Greg Schiano is not allowed in our establishment.
— Remedy Coffee (@remedy_coffee) November 26, 2017
I’ll give them this: the fan base was united, and—ultimately—successful. By afternoon, Tennessee had moved on from Schiano.
Where Vols fans went wrong was uniting around moot rumors. The claims come from the testimony of former Penn State assistant Mike McQueary who said that he had heard that Schiano had gone to another assistant to report that he had witnessed Jerry Sandusky “doing something with a boy” a decade earlier. McQueary never worked with Schiano nor did he seemingly know him. It was the only mention of Schiano anywhere in the case—textbook hearsay and a story that was denied both by Schiano and under oath by the assistant to whom the abuse was reportedly detailed. McQueary for his part, was questioned numerous other times, and he never mentioned Schiano again. The Pennsylvania attorney general and Penn State’s own investigation never seemed interested in looking into Schiano. He might have seen something, but there’s more than enough reasonable doubt to call him innocent.
Former colleagues came out of the woodwork to defend him. Here’s former Tampa Bay Buccaneers general manager Mark Dominik:
We spent hours & hours interviewing & background checks on Greg Schiano. Yes we didn’t win. Fact-he’s honest, awesome father/husband, & an excellent football coach. This shouldn’t be whether YOU think you like him or not, you don’t even know him. #Meyer #Belichick ask them.
— Mark Dominik (@MarkdominikNFL) November 27, 2017
Then there are stories from his time at Rutgers:
For Tennessee fans worrying about Schiano, just read the stories of what he did for Eric LeGrand and his family after Eric got hurt. That’s all you need to know about the character about the coach you’re getting. (Ducks)
— Jon Newman (@jonnew) November 26, 2017
But none of the defenses mattered. It didn’t matter that the allegations were largely unsubstantiated. It didn’t matter that those who know him vouched for his character. Tennessee fans didn’t want a coach with a 68-67 record at Rutgers and an 11-21 record with the Bucs, so they grabbed onto a rumor and let it run its course.

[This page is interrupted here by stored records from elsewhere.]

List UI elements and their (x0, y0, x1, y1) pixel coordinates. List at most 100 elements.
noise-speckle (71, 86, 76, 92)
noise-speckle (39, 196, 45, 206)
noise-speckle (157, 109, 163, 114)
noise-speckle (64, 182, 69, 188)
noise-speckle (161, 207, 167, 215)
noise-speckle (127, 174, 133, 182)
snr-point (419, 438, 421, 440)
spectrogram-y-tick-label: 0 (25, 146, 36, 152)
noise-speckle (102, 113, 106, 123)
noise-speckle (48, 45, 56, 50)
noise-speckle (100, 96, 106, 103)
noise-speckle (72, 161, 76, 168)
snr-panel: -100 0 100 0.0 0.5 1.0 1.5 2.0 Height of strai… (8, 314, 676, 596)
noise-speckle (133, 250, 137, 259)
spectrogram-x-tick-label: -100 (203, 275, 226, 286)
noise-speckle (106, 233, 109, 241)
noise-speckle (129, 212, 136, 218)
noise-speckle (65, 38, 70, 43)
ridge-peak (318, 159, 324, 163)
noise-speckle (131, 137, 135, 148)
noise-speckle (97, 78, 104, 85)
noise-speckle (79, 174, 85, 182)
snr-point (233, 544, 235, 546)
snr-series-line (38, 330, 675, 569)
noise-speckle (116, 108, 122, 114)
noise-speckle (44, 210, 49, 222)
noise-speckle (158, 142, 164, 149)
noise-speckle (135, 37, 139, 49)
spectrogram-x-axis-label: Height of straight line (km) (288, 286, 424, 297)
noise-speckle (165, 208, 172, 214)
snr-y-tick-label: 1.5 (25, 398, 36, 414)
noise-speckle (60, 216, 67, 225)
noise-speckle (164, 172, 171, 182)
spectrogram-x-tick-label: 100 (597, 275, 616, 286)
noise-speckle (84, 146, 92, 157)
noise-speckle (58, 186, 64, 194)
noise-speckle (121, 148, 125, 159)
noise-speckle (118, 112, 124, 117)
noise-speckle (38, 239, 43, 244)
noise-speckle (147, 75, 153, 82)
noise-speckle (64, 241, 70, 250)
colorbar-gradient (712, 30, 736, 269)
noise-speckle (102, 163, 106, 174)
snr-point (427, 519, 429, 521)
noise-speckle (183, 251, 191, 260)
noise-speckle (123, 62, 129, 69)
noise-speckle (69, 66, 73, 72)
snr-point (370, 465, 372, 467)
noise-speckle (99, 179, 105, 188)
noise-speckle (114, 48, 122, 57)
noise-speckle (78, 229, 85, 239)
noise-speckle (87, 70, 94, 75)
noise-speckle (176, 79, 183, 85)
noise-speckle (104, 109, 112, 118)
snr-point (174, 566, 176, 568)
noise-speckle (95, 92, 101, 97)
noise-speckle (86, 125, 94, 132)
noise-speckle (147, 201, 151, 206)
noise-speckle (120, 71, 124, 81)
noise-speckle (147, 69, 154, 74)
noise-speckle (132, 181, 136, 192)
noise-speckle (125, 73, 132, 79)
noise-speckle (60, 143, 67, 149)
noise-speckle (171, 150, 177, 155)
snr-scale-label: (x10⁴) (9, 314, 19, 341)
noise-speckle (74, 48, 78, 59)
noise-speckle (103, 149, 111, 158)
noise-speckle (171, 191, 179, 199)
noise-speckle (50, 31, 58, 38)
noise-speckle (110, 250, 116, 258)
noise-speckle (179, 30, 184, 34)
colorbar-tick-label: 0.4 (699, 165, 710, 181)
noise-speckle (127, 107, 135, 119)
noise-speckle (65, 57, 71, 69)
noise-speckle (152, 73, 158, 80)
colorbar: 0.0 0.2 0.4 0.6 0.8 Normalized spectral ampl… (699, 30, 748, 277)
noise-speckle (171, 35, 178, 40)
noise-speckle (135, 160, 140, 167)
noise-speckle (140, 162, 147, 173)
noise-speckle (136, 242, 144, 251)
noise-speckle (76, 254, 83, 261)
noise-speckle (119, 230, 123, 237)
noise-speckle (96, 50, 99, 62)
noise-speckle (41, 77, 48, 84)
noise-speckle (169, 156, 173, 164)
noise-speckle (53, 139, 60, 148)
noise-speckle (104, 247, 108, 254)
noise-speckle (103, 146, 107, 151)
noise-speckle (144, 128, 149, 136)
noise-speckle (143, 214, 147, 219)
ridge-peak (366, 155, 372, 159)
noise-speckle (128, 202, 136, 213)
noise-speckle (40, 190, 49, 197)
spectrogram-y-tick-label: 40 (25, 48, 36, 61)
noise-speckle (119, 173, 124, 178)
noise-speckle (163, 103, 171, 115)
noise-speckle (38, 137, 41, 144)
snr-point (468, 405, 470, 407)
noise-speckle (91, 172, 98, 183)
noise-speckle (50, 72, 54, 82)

Yes, college football has always been about the fans, but they’ve never ruled it. That job has always been left to a complex array of coaches, administrators, boosters, and for a while, a computer. Tennessee fans upended that hierarchy yesterday, and it reminded me of something that I saw in government class, when we were learning that the founding fathers were actually somewhat afraid of democracy. They didn’t trust the public. John Marshall once wrote, “Between a balanced republic and a democracy, the difference is like that between order and chaos.” What we saw yesterday was actually something quite extraordinary, a complete reversal of a decades old system. It was chaotic—college football’s Arab Spring. Fans have always been the ones buying tickets and tuning in on Saturdays, but no fan base has ever had such a direct impact on their team. Administrators were forced to act. Their fan base was in open revolt.

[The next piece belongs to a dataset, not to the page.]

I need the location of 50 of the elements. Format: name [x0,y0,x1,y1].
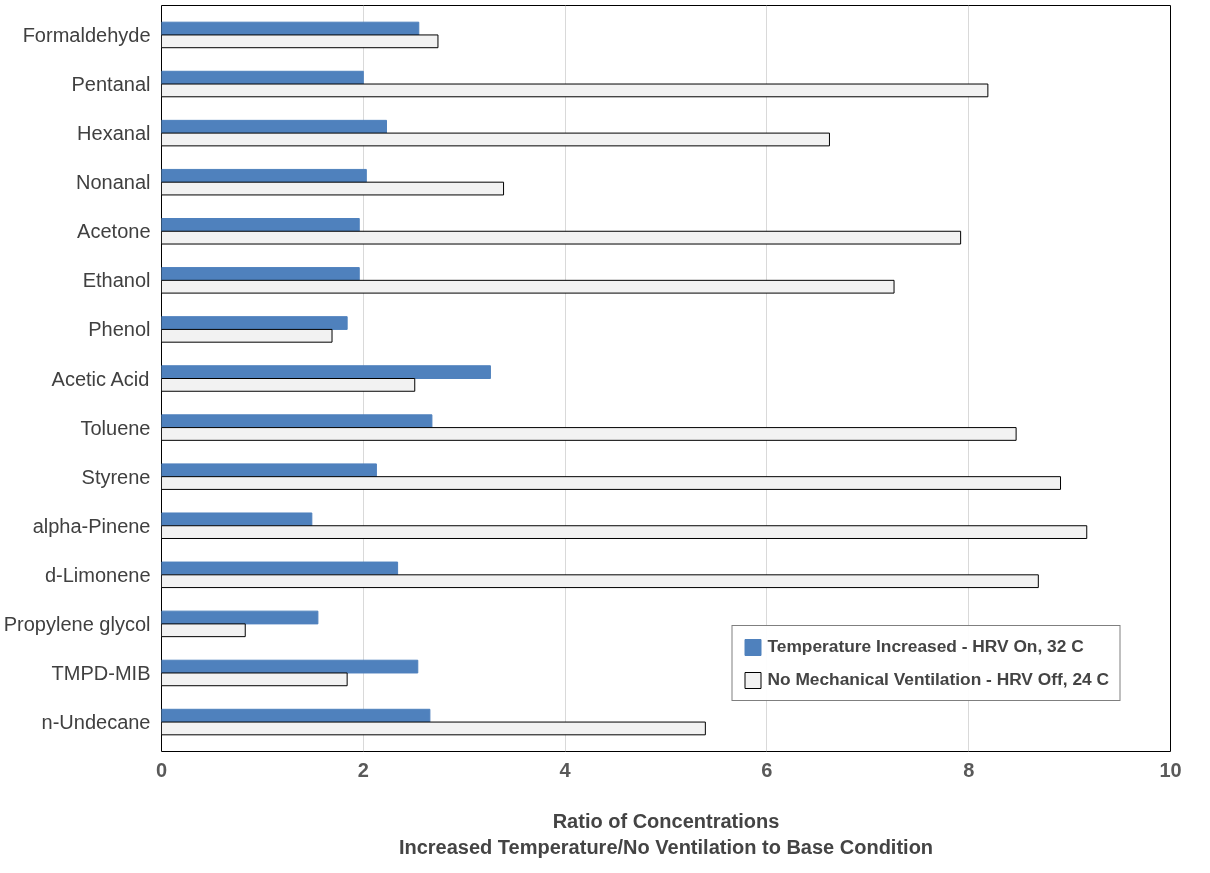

How it changes the future outlook of college sports remains to be seen; this could just be a fan base catching lightning in a bottle, an imperfect hire and a perfect grievance to levy against it. I’d bet this changes the landscape, though, albeit in a much more limited sense. Fans won’t dictate every move in college football from here on out, but their impact is greater now than it has ever been. If they want a coach fired, they can mount a more serious campaign than ever before. For the sport to have any semblance of legitimacy, fans will need to yield this responsibility much more carefully than Tennessee just demonstrated. We don’t need coaches run off for winning only eight games, or a quarterback black-balled because he threw a poorly timed interception. Administrators and coaches should be accountable, yes, but they shouldn’t be afraid of mob-created skeletons taking them down. I’m not sure we should be placing so much power in college football fans’ hands, though. They’re not the most rational breed. Look no further than the fact that they just dusted off the torches and pitchforks to soil a man’s reputation because he barely has a winning record as a head coach.